Quelle claque ! Un film qui file à cent à l'heure, comme Isabelle Fuhrman sur son bateau d'aviron. L'actrice, littéralement possédée par son rôle, n'a aucun mal à nous entraîner dans sa quête obsessionnelle de la première place, frôlant l'autodestruction. Son rôle est pourtant très antipathique, mais elle joue cette petite peste revancharde et brutale avec une telle intensité et une telle fougue qu'on ne peut s'empêcher de la suivre et de souffrir avec elle. Alex n'envisage que la première place dans son équipe d'aviron. Même si physiquement, le but semble a priori inatteignable, elle va s'entraîner obsessivement, de nuit comme de jour, jusqu'à la rupture physique et mentale, négligeant son sommeil et son équilibre, martyrisant son corps.

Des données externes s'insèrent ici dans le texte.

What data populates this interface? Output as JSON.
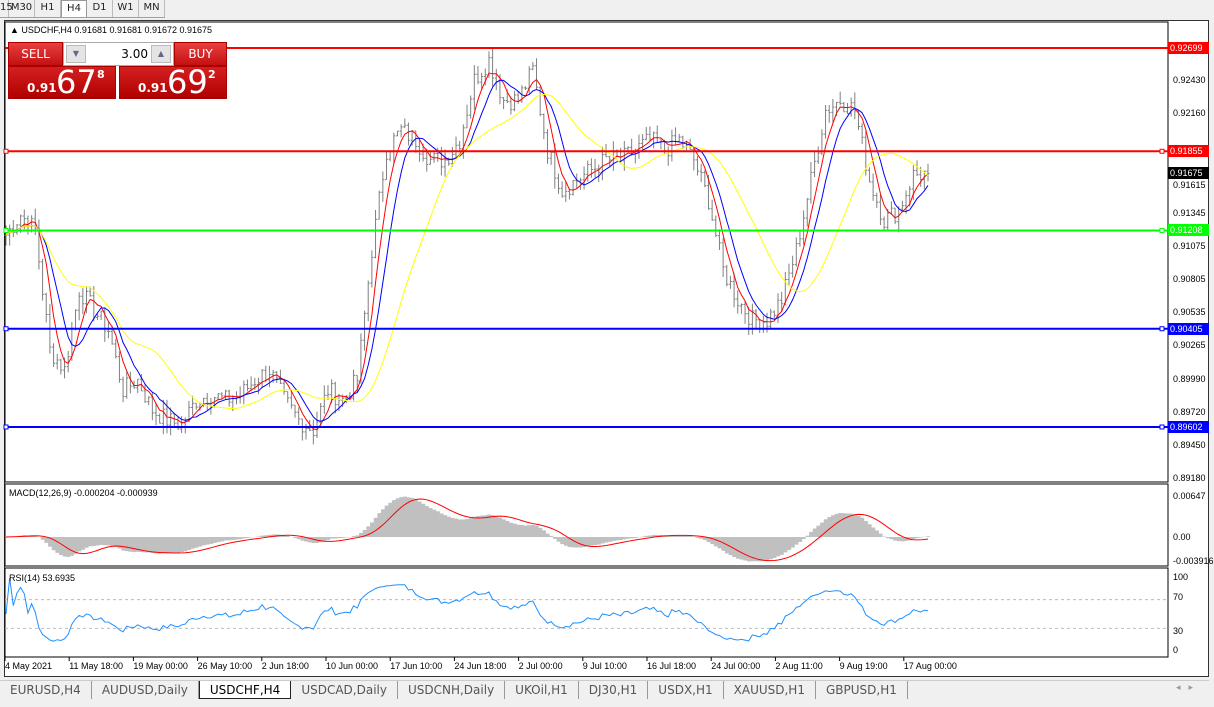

Avec sa petite silhouette musclée, son visage sans maquillage, son regard dur et ses ongles rongés, l'actrice dégage un charisme animal assez époustouflant, sans jamais rien céder au glamour. Elle était déjà remarquable dans "Esther", mais là, elle prouve qu'elle a un énorme potentiel et qu'elle est de la trempe d'une Florence Pugh.
La mise en scène est aussi pêchue et enragée que l'héroïne. Visuellement, c'est toujours surprenant et débordant d'idées. Le film suit au plus près la psychologie de l'héroïne et semble peu à peu gagné par la folie. J'ai bien aimé les flashes hallucinatoires (les corbeaux et les crabes) de l'héroïne qui deviennent de plus en plus nombreux vers la fin, quand elle va au-delà de ses forces.
La bande originale est une tuerie, entre musique originale et chansons variées, dont "I'm sorry" et "Someday You'll Want Me To Want You" de Brenda Lee et "Al Di La" chantée par Connie Francis sublimement utilisées.